— Так что, подруга, если тебе нужна тетрадка, бери такси и езжай. Ключи от квартиры у меня в сумке. Извини, но составить компанию я не могу, потому что уже не транспортабельна. — Алина сладко зевнула и натянула до самой шеи плед. Сомкнув веки, сквозь сон она произнесла: — Я тебя буду ждать.
Было уже одиннадцать часов, когда я на такси подъехала к Алининому дому. Чертыхаясь, я поднялась на третий этаж и подошла к двери. Прислушалась. За дверью было подозрительно тихо. Генератор перегорел? Или крысы, эти хитрые бестии, каким-то образом обесточили прибор?
Я настолько была обижена и зла на Алину, что даже порадовалась тому, что крысам могло повезти и они спаслись.

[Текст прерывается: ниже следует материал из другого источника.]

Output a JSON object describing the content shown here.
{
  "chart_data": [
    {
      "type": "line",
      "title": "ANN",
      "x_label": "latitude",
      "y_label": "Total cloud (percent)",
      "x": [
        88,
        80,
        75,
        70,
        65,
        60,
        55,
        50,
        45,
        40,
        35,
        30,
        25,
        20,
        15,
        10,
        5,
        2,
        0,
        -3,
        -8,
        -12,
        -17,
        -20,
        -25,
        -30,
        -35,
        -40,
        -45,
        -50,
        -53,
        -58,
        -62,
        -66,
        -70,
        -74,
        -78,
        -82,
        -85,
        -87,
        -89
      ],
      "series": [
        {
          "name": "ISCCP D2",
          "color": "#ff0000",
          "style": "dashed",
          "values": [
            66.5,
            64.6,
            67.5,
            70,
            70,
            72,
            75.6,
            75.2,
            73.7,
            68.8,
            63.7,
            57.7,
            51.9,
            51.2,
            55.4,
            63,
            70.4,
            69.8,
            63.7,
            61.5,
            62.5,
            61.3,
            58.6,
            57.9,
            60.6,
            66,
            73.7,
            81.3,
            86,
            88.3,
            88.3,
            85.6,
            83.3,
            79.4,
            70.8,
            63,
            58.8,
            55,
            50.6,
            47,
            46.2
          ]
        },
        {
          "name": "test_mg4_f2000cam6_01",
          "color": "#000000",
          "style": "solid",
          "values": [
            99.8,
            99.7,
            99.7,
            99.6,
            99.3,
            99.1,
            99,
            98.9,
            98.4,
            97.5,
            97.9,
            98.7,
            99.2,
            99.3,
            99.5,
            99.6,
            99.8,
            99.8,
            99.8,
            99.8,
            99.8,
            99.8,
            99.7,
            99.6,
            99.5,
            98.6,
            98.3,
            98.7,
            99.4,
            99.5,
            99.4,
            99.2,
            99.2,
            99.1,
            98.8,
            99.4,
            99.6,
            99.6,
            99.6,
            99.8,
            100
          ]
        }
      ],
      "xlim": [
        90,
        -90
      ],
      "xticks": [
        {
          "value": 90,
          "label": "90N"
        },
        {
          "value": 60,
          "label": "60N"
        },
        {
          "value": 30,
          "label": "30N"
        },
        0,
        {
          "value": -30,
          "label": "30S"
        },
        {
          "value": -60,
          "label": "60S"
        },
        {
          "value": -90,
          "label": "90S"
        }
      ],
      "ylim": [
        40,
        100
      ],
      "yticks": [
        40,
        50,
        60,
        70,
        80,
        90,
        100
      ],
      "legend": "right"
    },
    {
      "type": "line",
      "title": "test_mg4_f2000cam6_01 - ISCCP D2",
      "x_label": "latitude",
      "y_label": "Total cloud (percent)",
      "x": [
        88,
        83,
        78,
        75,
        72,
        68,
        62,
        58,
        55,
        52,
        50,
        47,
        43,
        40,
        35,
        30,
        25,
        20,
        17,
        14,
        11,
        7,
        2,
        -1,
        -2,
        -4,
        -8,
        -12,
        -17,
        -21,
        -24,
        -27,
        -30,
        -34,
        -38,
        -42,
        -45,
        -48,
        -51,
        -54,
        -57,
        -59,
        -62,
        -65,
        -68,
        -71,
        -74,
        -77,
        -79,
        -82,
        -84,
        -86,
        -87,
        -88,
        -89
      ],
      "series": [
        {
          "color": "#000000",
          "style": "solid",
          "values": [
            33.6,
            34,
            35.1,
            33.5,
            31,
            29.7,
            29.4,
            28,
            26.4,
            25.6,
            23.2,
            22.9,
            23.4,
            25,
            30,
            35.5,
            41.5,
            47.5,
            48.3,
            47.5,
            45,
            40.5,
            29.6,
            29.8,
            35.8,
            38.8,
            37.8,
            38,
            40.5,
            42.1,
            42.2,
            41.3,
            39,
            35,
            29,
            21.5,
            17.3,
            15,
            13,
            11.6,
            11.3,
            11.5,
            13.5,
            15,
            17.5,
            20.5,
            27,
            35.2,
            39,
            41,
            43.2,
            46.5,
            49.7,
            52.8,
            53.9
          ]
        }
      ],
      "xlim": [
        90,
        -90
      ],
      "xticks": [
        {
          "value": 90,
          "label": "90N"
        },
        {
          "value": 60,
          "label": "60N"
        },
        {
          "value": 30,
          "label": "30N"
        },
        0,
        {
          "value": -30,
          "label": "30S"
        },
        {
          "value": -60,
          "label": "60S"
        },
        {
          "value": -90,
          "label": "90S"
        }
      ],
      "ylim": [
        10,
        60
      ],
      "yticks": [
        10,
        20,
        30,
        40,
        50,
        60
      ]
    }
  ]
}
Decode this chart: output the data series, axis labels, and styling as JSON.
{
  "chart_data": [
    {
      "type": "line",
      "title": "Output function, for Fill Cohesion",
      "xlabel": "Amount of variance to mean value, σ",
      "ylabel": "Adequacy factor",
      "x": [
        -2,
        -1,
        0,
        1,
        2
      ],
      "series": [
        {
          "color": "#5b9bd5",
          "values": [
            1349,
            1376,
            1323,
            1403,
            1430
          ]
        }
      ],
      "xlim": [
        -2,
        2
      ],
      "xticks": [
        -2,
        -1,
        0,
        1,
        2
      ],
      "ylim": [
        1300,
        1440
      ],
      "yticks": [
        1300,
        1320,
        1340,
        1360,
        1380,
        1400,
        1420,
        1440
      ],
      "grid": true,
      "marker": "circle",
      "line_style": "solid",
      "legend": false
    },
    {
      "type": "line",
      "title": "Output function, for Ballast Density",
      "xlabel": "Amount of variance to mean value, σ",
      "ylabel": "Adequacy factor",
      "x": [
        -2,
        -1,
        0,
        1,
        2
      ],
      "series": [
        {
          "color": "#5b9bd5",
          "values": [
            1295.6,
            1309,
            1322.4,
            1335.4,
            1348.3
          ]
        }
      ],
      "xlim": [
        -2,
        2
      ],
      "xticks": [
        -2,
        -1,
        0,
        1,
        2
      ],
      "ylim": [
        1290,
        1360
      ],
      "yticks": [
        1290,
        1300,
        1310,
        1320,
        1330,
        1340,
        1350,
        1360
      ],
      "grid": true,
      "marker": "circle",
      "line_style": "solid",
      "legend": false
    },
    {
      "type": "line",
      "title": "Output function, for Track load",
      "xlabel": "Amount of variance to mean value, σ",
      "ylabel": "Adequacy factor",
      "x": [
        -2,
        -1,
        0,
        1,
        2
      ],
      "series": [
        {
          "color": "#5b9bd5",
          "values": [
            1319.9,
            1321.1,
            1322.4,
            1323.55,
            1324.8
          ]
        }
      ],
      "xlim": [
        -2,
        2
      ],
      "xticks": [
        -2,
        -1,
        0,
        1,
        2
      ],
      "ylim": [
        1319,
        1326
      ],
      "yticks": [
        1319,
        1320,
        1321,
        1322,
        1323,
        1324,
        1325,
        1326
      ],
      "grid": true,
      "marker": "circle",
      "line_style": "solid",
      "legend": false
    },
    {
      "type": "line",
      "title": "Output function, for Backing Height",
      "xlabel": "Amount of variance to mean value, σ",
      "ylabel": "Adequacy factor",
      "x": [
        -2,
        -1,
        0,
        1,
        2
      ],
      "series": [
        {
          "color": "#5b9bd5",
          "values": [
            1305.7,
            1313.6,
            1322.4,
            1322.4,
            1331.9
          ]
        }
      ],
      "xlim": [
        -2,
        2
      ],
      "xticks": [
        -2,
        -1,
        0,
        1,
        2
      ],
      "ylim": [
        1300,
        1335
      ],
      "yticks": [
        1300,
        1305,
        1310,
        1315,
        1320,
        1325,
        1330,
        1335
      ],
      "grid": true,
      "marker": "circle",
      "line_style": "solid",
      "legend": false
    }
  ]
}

«Так ей и надо, ленивой Алине. Уверена, если бы ей нужно было куда-нибудь ехать, она бы не стеснялась, вытащила бы меня из-под одеяла. Ей бы и в голову не пришло, что мне хочется спать», — бубнила я себе под нос, ковыряясь ключом в замочной скважине.
Я переступила порог квартиры, клацнула выключателем.
«Тихо, ничто не жужжит и не скрипит, на обратном пути загляну в кухню, — подумала я. — Откуда начать поиски?»
Как назло, Аня не помнила, в каком месте оставила свою тетрадку с сочинением, в детской или в комнате, в которой мы с ней спали. Отдавая мне указания, она только пожала плечами:
— В спальне тети Алины ее точно нет.
Я решила начать с Санькиной комнаты. Но мне и искать не пришлось — тетрадка лежала на краю письменного стола. Я взяла ее в руки и из любопытства открыла последнюю страницу записей. Мне очень хотелось посмотреть, над чем думала моя дочь все воскресенье.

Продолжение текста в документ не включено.